Keeping "moneyed interests from buying our elections and/or our elected" is totally unrealistic. The intimate connection between money & political power is global & as old as civilization. Developing suburbs has been a route to fortune for lots of people pretty much since the construction of the freeway network after WW2. People will continue to push government to support the construction of suburbs so long as the opportunities to make lots of money are still there. I don't see things going the other way until there's a paradigm for equivalent opportunities in urban development, combined with a collective decision for government to stop supporting suburban development. That will likely have to occur at the state or even federal level because local politicians are usually all too susceptible to pressure from wealthy developers.
Cities died as an unintended consequence of personal vehicles, suburban development, and shopping malls. A generational change in leadership won't revitalize cities as long as they are dirty, dangerous, and expensive.
Generalizations are dangerous, but we all do it. I have found that my parent's generation still view cities as dangerous, dirty and decaying. My father refused to come into Philadelphia, even though I lived in a great neighborhood. The term we are always planning for the last wars couldn't be more aprapo (sic). Even though most people in history were born in cities, American Boomers till see the burbs as the only place to raise kids. On the other side, cities have done a poor job at making city living more enjoyable. Crime, noise, and lack of regard for private property make it difficult to fully embrace city living, though I live in the Center City Philadelphia. It may indeed take a full generation for cities to come into their own right, but today's policy will have a direct effect on the speed of this transition.

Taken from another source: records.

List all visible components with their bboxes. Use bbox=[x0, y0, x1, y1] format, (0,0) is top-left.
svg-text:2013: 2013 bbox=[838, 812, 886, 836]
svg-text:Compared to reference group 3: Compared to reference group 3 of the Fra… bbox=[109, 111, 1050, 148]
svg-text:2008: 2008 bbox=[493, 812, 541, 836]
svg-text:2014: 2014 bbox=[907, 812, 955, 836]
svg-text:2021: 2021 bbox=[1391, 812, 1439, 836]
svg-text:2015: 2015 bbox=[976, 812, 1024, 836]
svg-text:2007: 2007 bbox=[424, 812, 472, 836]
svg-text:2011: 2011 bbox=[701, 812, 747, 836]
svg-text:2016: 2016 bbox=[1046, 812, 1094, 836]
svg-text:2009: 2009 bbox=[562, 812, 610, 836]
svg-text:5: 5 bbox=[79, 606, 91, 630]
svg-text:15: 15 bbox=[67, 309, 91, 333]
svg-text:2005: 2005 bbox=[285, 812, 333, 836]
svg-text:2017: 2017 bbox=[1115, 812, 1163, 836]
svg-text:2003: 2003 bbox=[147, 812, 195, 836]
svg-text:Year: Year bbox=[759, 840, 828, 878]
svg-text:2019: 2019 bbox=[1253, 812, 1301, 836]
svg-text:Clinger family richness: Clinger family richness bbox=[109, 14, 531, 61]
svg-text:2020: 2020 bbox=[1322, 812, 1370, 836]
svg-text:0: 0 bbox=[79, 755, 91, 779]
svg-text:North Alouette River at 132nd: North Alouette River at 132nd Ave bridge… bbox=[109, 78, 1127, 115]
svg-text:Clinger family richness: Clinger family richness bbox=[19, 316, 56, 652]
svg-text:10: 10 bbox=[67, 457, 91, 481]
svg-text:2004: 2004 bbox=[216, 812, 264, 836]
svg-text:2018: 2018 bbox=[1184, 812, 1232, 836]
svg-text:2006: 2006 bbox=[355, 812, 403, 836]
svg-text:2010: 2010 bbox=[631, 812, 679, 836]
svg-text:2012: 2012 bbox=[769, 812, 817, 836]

Dead on. No puns implied or intended. We really need a change in government at all levels - but for this to occur, we need new people. To get new people, we need someone besides all the friends, relatives, business associates, etc. of the current people. However, it's going to take a little more than merely a generational shift. A change in generations will be a huge help. BUT if it moves from one generation of the current gang in control to the next generation of the same gang - we'll keep many of the same policies or at least get similar ones. We won't get change from that. We need a larger shift than that. We need to get the power out of ALL the entrenched - that includes not just the aged interests but the money interests too. Moving Gen X (who I'm starting to think will be largely passed over in favor of going directly to Gen Y if Boomers don't start letting go soon even for everything from government to employment) into power won't move out the money. So at least one question remains: how do we keep the moneyed interests from buying our elections and/or our elected? If we can't answer this question, things won't change...
If we really want a boom in city living, we've got to figure out how to keep folks from moving out of it when they get married and have children. I know a ton of folks who lived in the city in their 20's but left for suburbia as soon as they started their families.